En Galicia hay casi tantos quesos diferentes como pasos da el peregrino: blandos, compactos, arcillosos... Dos con denominación de origen protegida (DOP) se producen al principio y casi al final del Camino Francés: en O Cebreiro y en el área de Arzúa-Ulloa, entre Lugo y A Coruña.
Celsa Fernández y su nuera Chelo López mantienen viva la receta del queso Agarimo, que en gallego significa cariño. Lo elaboran desde hace 60 años, en la ganadería familiar Quintián, en O Páramo, en Lugo, cerca del Miño y el Camino. Como muchos productores a lo largo y a ancho de los prados y bosques gallegos, se afanan en la conservación de quesos con sabor local. Este bocado de la tierra, elástico y blando, huele y sabe a leche fresca, pero también a algo más que López describe de tal manera que casi se paladea. ¡Dentro vídeo!
Chelo López y Celsa Fernández, productoras del queso Agarimo, en Lugo.
Shirley MacLaine narró su paso por la ruta jacobea como una experiencia transformadora en El Camino: un viaje espiritual. Su testimonio atrajo un aluvión de peregrinos deseosos de vivir un recorrido que solo habían visualizado a través de la aventura sensorial de la actriz estadounidense.
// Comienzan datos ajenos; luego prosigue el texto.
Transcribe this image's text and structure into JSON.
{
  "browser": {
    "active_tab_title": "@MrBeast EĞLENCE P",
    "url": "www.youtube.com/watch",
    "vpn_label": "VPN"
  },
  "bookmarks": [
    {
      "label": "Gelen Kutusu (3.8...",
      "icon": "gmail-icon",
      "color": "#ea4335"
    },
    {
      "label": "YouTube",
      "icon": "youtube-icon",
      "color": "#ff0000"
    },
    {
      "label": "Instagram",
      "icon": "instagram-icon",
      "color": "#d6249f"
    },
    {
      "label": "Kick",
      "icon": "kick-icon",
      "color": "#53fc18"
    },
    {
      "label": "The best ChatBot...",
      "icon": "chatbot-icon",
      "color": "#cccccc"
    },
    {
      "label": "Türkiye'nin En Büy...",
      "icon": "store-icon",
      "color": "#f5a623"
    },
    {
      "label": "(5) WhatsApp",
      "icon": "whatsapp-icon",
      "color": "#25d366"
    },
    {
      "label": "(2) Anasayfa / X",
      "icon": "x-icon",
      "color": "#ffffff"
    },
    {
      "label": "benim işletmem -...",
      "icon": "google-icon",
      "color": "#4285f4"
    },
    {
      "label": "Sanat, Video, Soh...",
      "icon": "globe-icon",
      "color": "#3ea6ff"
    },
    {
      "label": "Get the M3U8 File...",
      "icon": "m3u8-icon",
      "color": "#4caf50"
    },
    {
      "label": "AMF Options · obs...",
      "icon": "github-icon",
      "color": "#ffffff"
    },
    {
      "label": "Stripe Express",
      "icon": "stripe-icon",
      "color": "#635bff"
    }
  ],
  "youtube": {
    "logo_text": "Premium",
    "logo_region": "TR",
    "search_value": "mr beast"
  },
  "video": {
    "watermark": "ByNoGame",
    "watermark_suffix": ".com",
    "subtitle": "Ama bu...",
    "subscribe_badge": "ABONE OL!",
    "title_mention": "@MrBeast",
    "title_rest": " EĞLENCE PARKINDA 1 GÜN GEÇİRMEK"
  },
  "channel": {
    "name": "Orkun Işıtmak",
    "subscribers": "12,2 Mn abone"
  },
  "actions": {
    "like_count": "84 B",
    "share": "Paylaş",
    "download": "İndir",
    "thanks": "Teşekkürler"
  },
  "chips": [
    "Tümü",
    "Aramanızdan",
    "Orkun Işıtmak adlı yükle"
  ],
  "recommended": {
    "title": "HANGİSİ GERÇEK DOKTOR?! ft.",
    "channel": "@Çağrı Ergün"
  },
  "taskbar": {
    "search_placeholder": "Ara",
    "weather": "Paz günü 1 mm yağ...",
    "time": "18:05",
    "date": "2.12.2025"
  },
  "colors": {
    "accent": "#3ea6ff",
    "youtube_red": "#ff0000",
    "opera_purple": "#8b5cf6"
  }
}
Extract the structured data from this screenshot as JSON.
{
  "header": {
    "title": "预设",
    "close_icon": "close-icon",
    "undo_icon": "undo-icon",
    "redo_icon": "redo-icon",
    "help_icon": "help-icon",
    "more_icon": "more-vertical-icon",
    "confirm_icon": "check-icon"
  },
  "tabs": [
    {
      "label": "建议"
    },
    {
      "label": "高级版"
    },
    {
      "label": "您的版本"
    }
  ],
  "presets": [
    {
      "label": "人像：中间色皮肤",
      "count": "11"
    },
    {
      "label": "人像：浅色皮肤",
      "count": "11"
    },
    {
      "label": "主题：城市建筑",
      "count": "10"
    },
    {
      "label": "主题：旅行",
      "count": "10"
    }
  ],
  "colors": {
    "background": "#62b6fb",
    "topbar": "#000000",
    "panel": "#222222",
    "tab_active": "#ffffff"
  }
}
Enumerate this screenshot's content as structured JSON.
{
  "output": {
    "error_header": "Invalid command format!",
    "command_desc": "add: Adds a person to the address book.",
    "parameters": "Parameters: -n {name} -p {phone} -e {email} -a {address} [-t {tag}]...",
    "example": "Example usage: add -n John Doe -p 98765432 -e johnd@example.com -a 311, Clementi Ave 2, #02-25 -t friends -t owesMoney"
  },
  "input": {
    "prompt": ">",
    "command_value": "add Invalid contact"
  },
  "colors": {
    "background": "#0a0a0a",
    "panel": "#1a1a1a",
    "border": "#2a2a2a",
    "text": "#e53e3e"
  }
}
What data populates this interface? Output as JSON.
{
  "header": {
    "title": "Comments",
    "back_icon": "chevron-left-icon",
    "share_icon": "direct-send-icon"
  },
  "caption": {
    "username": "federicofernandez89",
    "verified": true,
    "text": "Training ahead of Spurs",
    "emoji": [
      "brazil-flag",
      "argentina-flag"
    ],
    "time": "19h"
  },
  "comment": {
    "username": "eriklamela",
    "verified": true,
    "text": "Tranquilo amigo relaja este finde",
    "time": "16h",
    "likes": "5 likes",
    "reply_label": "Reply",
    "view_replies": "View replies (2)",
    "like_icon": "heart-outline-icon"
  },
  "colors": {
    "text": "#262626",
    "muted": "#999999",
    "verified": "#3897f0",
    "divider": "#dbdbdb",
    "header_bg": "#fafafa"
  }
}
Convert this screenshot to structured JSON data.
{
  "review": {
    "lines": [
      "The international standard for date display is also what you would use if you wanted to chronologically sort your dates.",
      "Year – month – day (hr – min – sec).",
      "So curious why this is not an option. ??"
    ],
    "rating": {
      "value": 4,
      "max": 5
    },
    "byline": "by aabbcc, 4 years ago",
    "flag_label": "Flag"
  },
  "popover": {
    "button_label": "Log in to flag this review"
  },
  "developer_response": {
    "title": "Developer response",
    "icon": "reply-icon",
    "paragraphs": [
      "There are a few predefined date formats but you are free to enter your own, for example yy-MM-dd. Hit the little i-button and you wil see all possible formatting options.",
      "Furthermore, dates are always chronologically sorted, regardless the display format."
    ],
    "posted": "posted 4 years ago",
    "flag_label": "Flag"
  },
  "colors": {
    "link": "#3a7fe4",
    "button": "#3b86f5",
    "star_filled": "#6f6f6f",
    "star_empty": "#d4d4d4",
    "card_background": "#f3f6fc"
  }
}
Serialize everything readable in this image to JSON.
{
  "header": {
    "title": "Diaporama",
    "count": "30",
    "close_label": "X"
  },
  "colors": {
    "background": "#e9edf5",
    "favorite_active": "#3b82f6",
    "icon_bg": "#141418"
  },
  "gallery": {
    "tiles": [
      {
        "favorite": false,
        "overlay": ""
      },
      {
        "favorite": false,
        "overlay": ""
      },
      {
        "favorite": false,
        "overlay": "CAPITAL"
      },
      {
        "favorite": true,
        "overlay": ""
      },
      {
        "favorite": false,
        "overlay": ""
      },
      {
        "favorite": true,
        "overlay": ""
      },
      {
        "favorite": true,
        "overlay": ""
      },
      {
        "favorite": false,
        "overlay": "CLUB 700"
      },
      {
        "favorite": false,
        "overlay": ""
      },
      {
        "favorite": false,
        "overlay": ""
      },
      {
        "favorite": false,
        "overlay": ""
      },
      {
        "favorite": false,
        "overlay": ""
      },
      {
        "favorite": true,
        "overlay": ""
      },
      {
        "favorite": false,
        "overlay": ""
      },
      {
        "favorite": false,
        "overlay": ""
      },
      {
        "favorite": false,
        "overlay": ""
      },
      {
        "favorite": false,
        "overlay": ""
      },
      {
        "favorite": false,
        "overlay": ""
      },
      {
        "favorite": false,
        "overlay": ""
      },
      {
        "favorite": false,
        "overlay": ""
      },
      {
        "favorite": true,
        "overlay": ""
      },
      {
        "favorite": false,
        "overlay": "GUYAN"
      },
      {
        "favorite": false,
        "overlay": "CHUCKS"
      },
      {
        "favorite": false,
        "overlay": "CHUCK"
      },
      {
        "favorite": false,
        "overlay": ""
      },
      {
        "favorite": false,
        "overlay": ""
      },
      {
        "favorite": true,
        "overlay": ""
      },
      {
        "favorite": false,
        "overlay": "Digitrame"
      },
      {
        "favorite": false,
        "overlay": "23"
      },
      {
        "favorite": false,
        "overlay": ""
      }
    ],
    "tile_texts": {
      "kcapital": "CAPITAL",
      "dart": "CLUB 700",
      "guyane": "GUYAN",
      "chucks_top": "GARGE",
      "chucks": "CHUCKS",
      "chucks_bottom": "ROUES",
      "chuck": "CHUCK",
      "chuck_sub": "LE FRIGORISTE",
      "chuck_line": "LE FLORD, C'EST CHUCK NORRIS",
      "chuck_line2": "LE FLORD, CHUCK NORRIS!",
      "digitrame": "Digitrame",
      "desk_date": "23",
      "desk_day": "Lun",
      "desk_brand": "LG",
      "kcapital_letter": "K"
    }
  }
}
La fama del libro llega hasta hoy: es el más vendido en la Peregrinoteca, una tienda situada en Sarria (Lugo), a 110 kilómetros de la meta, regentada por José María Díaz desde hace 18 años y donde el caminante encuentra el material que necesita.
Como el libro, cada objeto de sus estantes recuerda que el Camino se siente por todos más allá de su origen: 80 nacionalidades lo recorrieron en 2021. “Por aquí pasa gente muy curiosa de muy lejos y me encanta escucharles”, apostilla. Muchos se llevan un pedazo en forma de recuerdo para, tras su viaje, seguir conectados al Camino.
José María Díaz, dueño de la Peregrinoteca, con ‘La aventura del camino de Santiago’ de Barret y Gurgand, obra que considera una biblia del Camino, y el bordón de peregrino, uno de los productos más vendidos.
Galicia sabe más a mar cuanto más se viaja por su interior. Lo que parece una paradoja, no lo es. En Melide (Lugo), el pulpo es el manjar estrella, donde tiene su propia feira. En sus calles prevalece el aroma ahumado y el dulzor del pimentón que sale de célebres restaurantes como A Garnacha y Ezequiel.
Tampoco es paradójico que el agua sea fuego. Como señala José Pérez, del restaurante Pérez, de Portomarín, el aguardiente de uvas de este municipio lucense, produce una sensación suave en la boca y un calor intenso conforme se adentra en el cuerpo. Sinestesias gastronómicas.
Hay atardeceres en el cielo que resaltan el destino en la tierra. A escasos cinco kilómetros de Santiago, desde el monte do Gozo, la vista de la catedral al caer el sol invita a observar, escuchar, oler, degustar y casi rozar una ciudad que alumbra al peregrino y a comprobar que el Camino se hace al andar, pero también al parar para sentirlo.